Pennsylvania Climate Roadmap

In 2007 PEC released its Pennsylvania Climate Change Roadmap, analyzing greenhouse gas emissions in the Commonwealth and providing more than 30 policy recommendations to reduce our climate footprint.

In 2005, the Pennsylvania Environmental Council convened a group of stakeholders representing business, farm, energy generation and environmental interests to help create a Climate Change Roadmap for our state. There was no doubt within the group that the scientific debate about the human impacts on climate change is over. A report from the Union of Concerned Scientist released in October 2006 only reinforced concerns about the potential impacts on Pennsylvania.

The Roadmap, released in 2007, shows solutions and opportunities for Pennsylvania that can make it a national leader in addressing climate change. The Roadmap makes 38 specific recommendations on reducing greenhouse gas emissions in several sectors: energy supply, transportation, residential, commercial and industrial buildings, agriculture, forestry, land use, on carbon sequestration and more.

The recommendations include common sense steps like increasing the use of renewable sources of energy, increasing transportation and building energy efficiencies and taking advantage of Pennsylvania’s natural assets to offset greenhouse gas emissions by increasing reforestation, encouraging agricultural practices, and using our native geology to sequester carbon dioxide emitted by our coal-fired power plants and other sources.
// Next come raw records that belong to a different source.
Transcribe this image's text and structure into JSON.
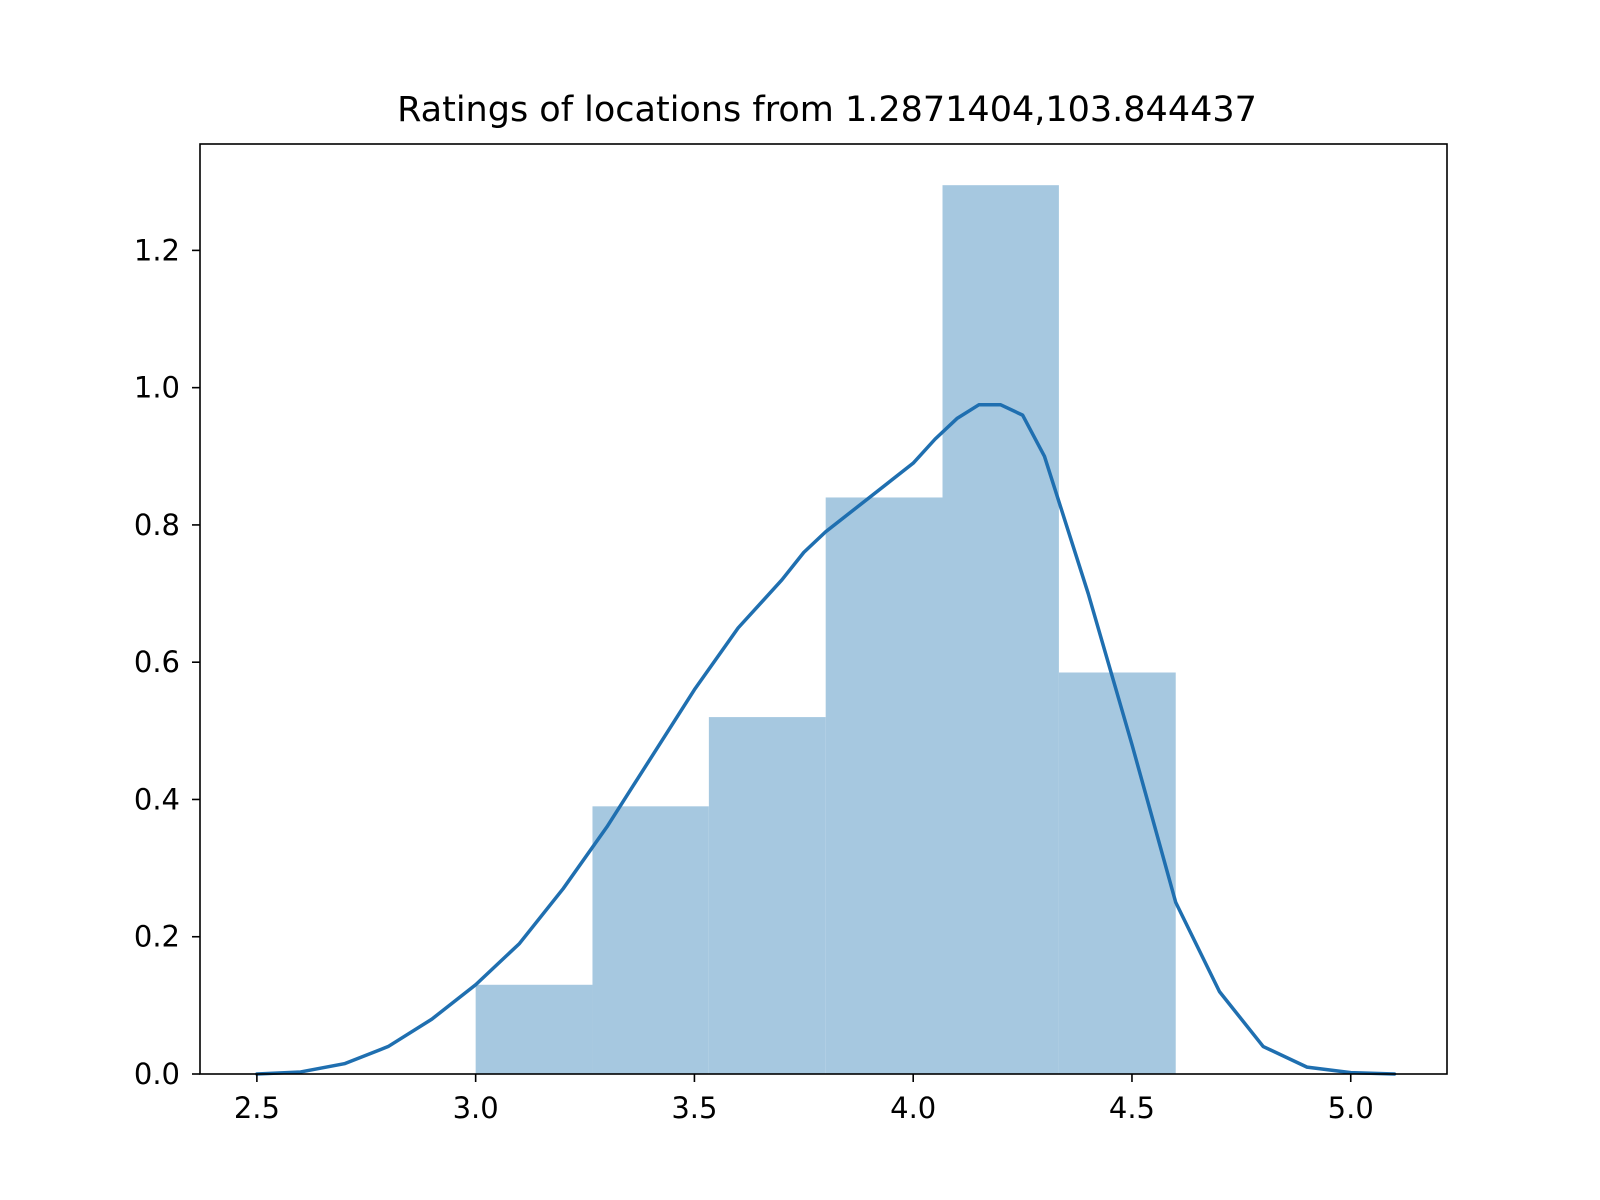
{
  "chart_data": {
    "type": "histogram",
    "title": "Ratings of locations from 1.2871404,103.844437",
    "xlabel": "",
    "ylabel": "",
    "xlim": [
      2.37,
      5.22
    ],
    "ylim": [
      0.0,
      1.355
    ],
    "xticks": [
      "2.5",
      "3.0",
      "3.5",
      "4.0",
      "4.5",
      "5.0"
    ],
    "yticks": [
      "0.0",
      "0.2",
      "0.4",
      "0.6",
      "0.8",
      "1.0",
      "1.2"
    ],
    "grid": false,
    "legend": "none",
    "bar_color": "#a6c8e0",
    "line_color": "#1f6fb0",
    "bins": [
      {
        "x0": 3.0,
        "x1": 3.267,
        "value": 0.13
      },
      {
        "x0": 3.267,
        "x1": 3.533,
        "value": 0.39
      },
      {
        "x0": 3.533,
        "x1": 3.8,
        "value": 0.52
      },
      {
        "x0": 3.8,
        "x1": 4.067,
        "value": 0.84
      },
      {
        "x0": 4.067,
        "x1": 4.333,
        "value": 1.295
      },
      {
        "x0": 4.333,
        "x1": 4.6,
        "value": 0.585
      }
    ],
    "kde": {
      "x": [
        2.5,
        2.6,
        2.7,
        2.8,
        2.9,
        3.0,
        3.1,
        3.2,
        3.3,
        3.4,
        3.5,
        3.6,
        3.7,
        3.75,
        3.8,
        3.9,
        4.0,
        4.05,
        4.1,
        4.15,
        4.2,
        4.25,
        4.3,
        4.35,
        4.4,
        4.5,
        4.6,
        4.7,
        4.8,
        4.9,
        5.0,
        5.1
      ],
      "y": [
        0.0,
        0.003,
        0.015,
        0.04,
        0.08,
        0.13,
        0.19,
        0.27,
        0.36,
        0.46,
        0.56,
        0.65,
        0.72,
        0.76,
        0.79,
        0.84,
        0.89,
        0.925,
        0.955,
        0.975,
        0.975,
        0.96,
        0.9,
        0.8,
        0.7,
        0.48,
        0.25,
        0.12,
        0.04,
        0.01,
        0.002,
        0.0
      ]
    }
  }
}
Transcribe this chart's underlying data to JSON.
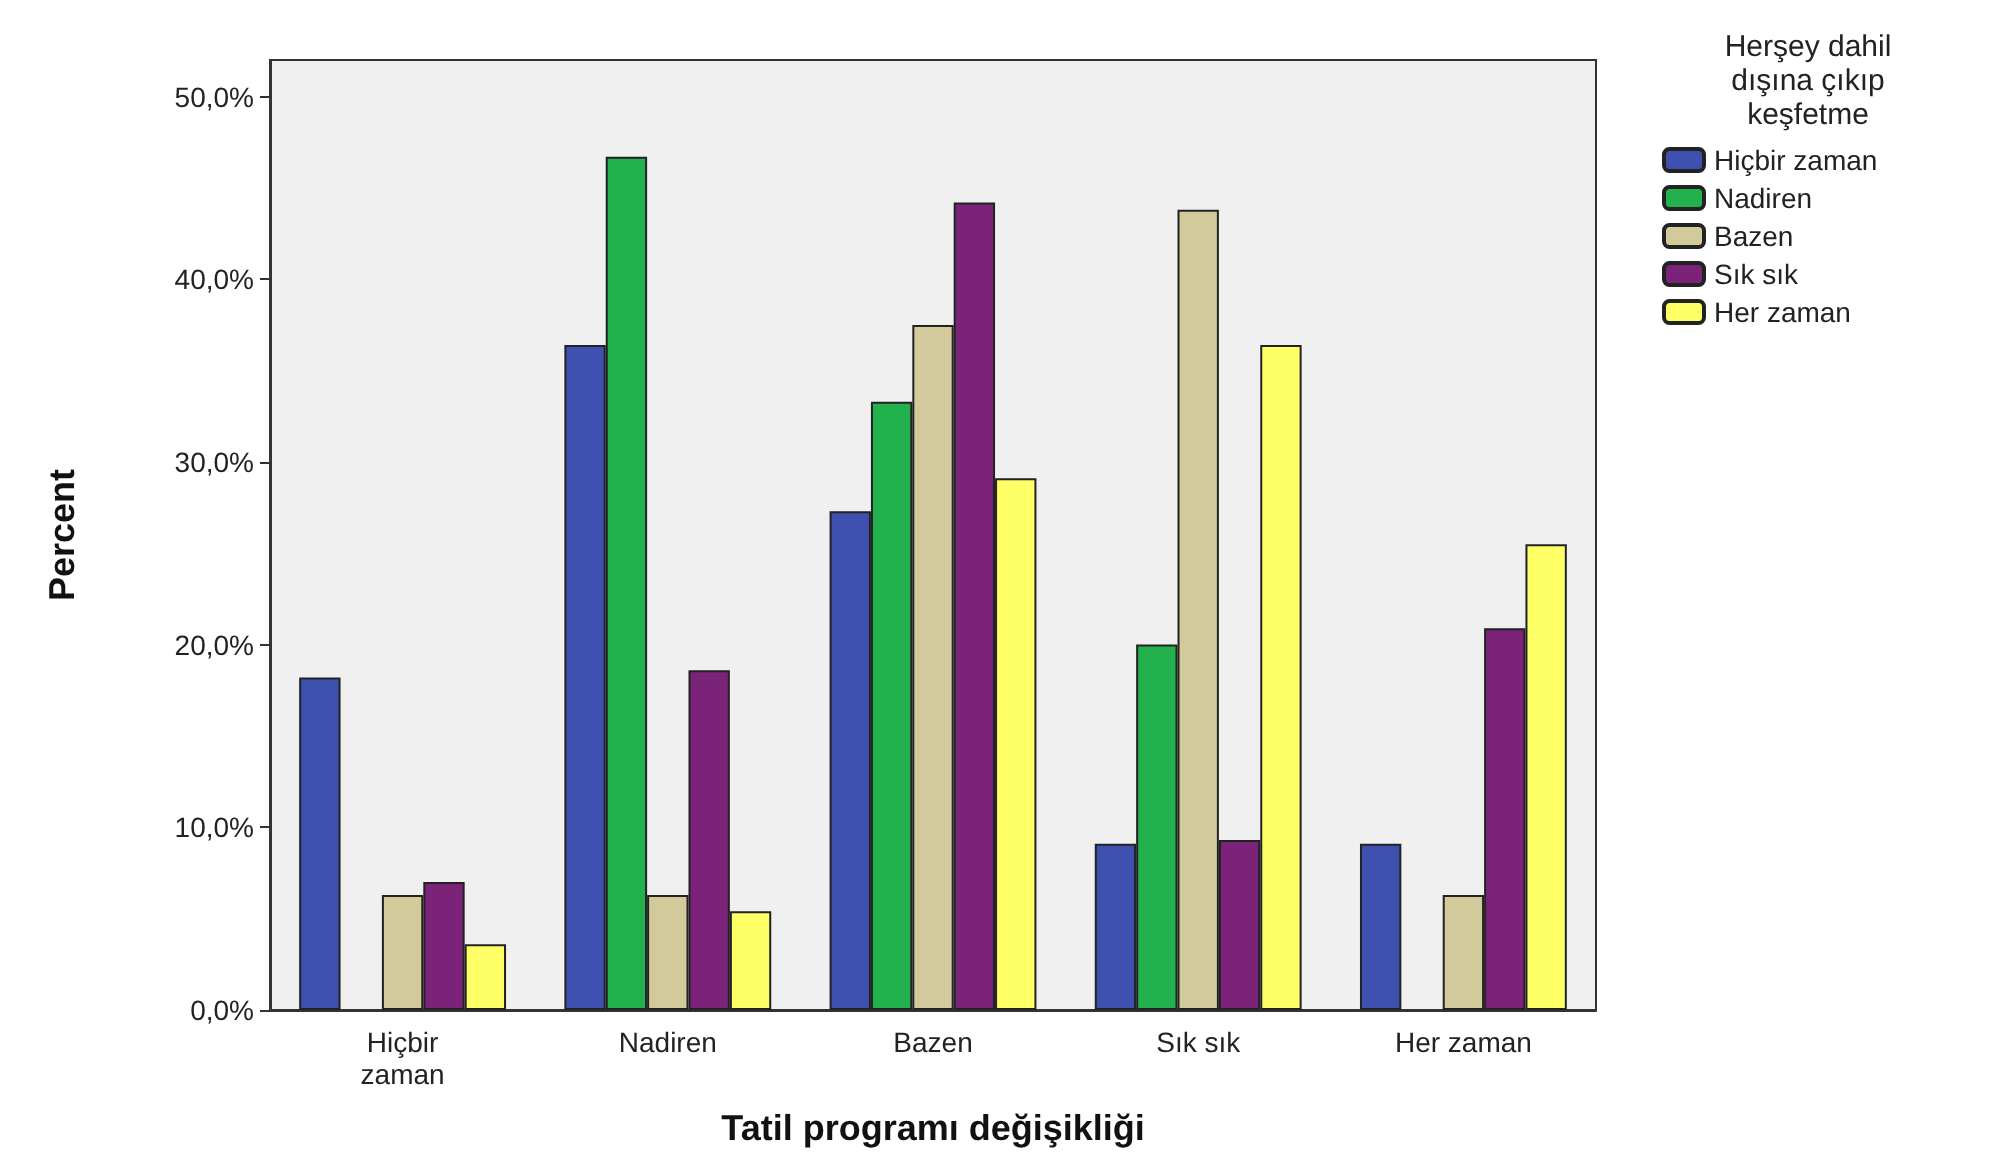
{
  "chart_data": {
    "type": "bar",
    "xlabel": "Tatil programı değişikliği",
    "ylabel": "Percent",
    "legend_title": "Herşey dahil\ndışına çıkıp\nkeşfetme",
    "categories": [
      "Hiçbir\nzaman",
      "Nadiren",
      "Bazen",
      "Sık sık",
      "Her zaman"
    ],
    "series": [
      {
        "name": "Hiçbir zaman",
        "color": "#3e51b0",
        "values": [
          18.2,
          36.4,
          27.3,
          9.1,
          9.1
        ]
      },
      {
        "name": "Nadiren",
        "color": "#22b14c",
        "values": [
          null,
          46.7,
          33.3,
          20.0,
          null
        ]
      },
      {
        "name": "Bazen",
        "color": "#d3ca9c",
        "values": [
          6.3,
          6.3,
          37.5,
          43.8,
          6.3
        ]
      },
      {
        "name": "Sık sık",
        "color": "#7b2378",
        "values": [
          7.0,
          18.6,
          44.2,
          9.3,
          20.9
        ]
      },
      {
        "name": "Her zaman",
        "color": "#ffff66",
        "values": [
          3.6,
          5.4,
          29.1,
          36.4,
          25.5
        ]
      }
    ],
    "ylim": [
      0,
      52
    ],
    "yticks": [
      {
        "value": 0,
        "label": "0,0%"
      },
      {
        "value": 10,
        "label": "10,0%"
      },
      {
        "value": 20,
        "label": "20,0%"
      },
      {
        "value": 30,
        "label": "30,0%"
      },
      {
        "value": 40,
        "label": "40,0%"
      },
      {
        "value": 50,
        "label": "50,0%"
      }
    ],
    "grid": false,
    "legend": "right"
  }
}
In addition, the Roadmap presents energy efficiency recommendations that put energy use more directly in the hands of consumers – giving people and businesses better control over how they can manage their use and reduce their costs.

“Opportunity is missed by most people because it is dressed in overalls and looks like work.”

– Thomas Edison

Clearly, addressing climate change will require hard work, but it also presents opportunities. Many of the recommendations in the Climate Roadmap present economic opportunities for Pennsylvania and our citizens because they would create new industries and business.

Climate change will fundamentally affect quality of life in Pennsylvania. It will impact the crops we raise, the storms we get, the kinds of forests and wildlife we see, the amount and kind of energy we use, and how we develop our land.  Because Pennsylvania contributes to the problem in a major way, we must take responsibility for finding solutions.